Now celebrating its 30th year, the show runs the first and second weekend in October. A kaleidoscopic collection of painters, sculptors, potters, photographers, jewelers and more will gather in time for the Albuquerque International Balloon Fiesta.
This year’s show features 200 artists from 31 states.
Corrales’ Charles and Linda Babb have been showing their jewelry since the festival began. The pair make contemporary pieces using silver, brass, copper and recycled aluminum. They also incorporate semi-precious gemstones such as amethyst, citrine, peridot, jasper, turquoise and lapis into their designs.
“I do silversmithed stuff with sterling silver and lapis, turquoise and sugalite,” Charles said. “Linda does mostly aluminum, copper and brass.
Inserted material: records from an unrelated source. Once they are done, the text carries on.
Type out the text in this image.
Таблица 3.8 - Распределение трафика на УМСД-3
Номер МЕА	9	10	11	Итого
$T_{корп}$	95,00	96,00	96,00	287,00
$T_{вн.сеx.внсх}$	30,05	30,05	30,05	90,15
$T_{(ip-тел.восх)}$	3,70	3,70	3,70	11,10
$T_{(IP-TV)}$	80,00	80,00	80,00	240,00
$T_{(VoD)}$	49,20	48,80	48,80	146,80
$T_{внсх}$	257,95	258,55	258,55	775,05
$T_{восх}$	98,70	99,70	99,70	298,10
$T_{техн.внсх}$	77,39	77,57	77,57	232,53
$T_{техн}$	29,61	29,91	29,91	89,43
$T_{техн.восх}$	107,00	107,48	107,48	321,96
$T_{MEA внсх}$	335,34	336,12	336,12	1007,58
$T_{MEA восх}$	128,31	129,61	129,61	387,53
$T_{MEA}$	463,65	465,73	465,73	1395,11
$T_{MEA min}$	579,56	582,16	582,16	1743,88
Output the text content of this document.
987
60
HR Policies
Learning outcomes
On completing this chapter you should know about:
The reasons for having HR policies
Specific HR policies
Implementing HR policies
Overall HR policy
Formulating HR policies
She makes earrings and pendants.”
Charles Babb turned to jewelry when he was studying for an architecture degree at the University of New Mexico.
“I never got my full architecture degree because I was making more money making jewelry,” he said as he worked on a lapis and opal pendant.
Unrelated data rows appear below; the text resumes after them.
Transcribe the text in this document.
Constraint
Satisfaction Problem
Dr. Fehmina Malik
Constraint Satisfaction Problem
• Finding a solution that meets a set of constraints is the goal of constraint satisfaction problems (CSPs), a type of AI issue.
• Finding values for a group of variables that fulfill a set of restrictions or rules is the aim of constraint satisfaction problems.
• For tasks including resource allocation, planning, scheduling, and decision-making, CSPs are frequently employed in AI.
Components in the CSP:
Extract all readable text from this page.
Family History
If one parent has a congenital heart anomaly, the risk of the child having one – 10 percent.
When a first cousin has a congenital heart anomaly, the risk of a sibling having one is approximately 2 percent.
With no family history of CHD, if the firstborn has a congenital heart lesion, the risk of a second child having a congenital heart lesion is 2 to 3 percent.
“Usually I’ll start with a stone and then I’ll design around it,” Charles said. “Because there’s so much Indian jewelry in the Southwest, I try to do something with a Southwestern flavor that’s not Indian.”
Today the Babbs sell at shows in Colorado, Arizona and Texas.
Arizona-based Mike Greenfield sculpts figures using both stone and bronze.
“I’ve not run across anybody else doing that combination in 12 years,” he said.
It’s a tricky marriage. First he carves the stone. It might be petrified wood, calcite, granite, volcanic tuff or more exotic versions from Australia.
“I work in wax on the stone,” he said. The wax makes carving of facial features and hands easier, he added. Next he takes it to a foundry to pour the bronze.
“The difficult part can be making the bronze fit the stone,” he explained. He has to calculate for a 7 percent shrinkage; sometimes he has to carve off layers of stone to make the fit.
His piece “Winter Wind” shows a Native American wrapped in a flowing blanket.
The show marks his first in Albuquerque.
Colorado’s Brian Billow will bring his mixedmedia fine art landscapes and giclée prints to Albuquerque.
The Englewood-based artist spent 15 years in interior design as a decorative painter. He transferred those skills and techniques into fine art after an inspirational trip to Santa Fe and Taos. He noticed a contemporary trend emerging from the standard coyote-in-aneckerchief fare. Today he uses molten metals to create raised surfaces on both his originals and prints.
“I use two different paints to make the oxidation,” he said. “The trees (in his ‘Reflecting Trees II’) were done with acid oxidating iron paint to make them rust.
Customers can also choose from his more affordable giclée prints.
“It means they use archival inks that are not supposed to fade for 75 years,” he explained. “It’s a print on canvas of the original.”
The molten metals add a shiny, three-dimensional surface to the surface.
“You can’t really tell the difference; the price is one-third or less than the original,” he said.
Billow often starts a piece with his own photographs. Lately, he’s been scouting necklaces.
“I have a ton of pictures of women’s chests,” he said. “I put that image in my designs. I like doing very clean and contemporary versions of them.”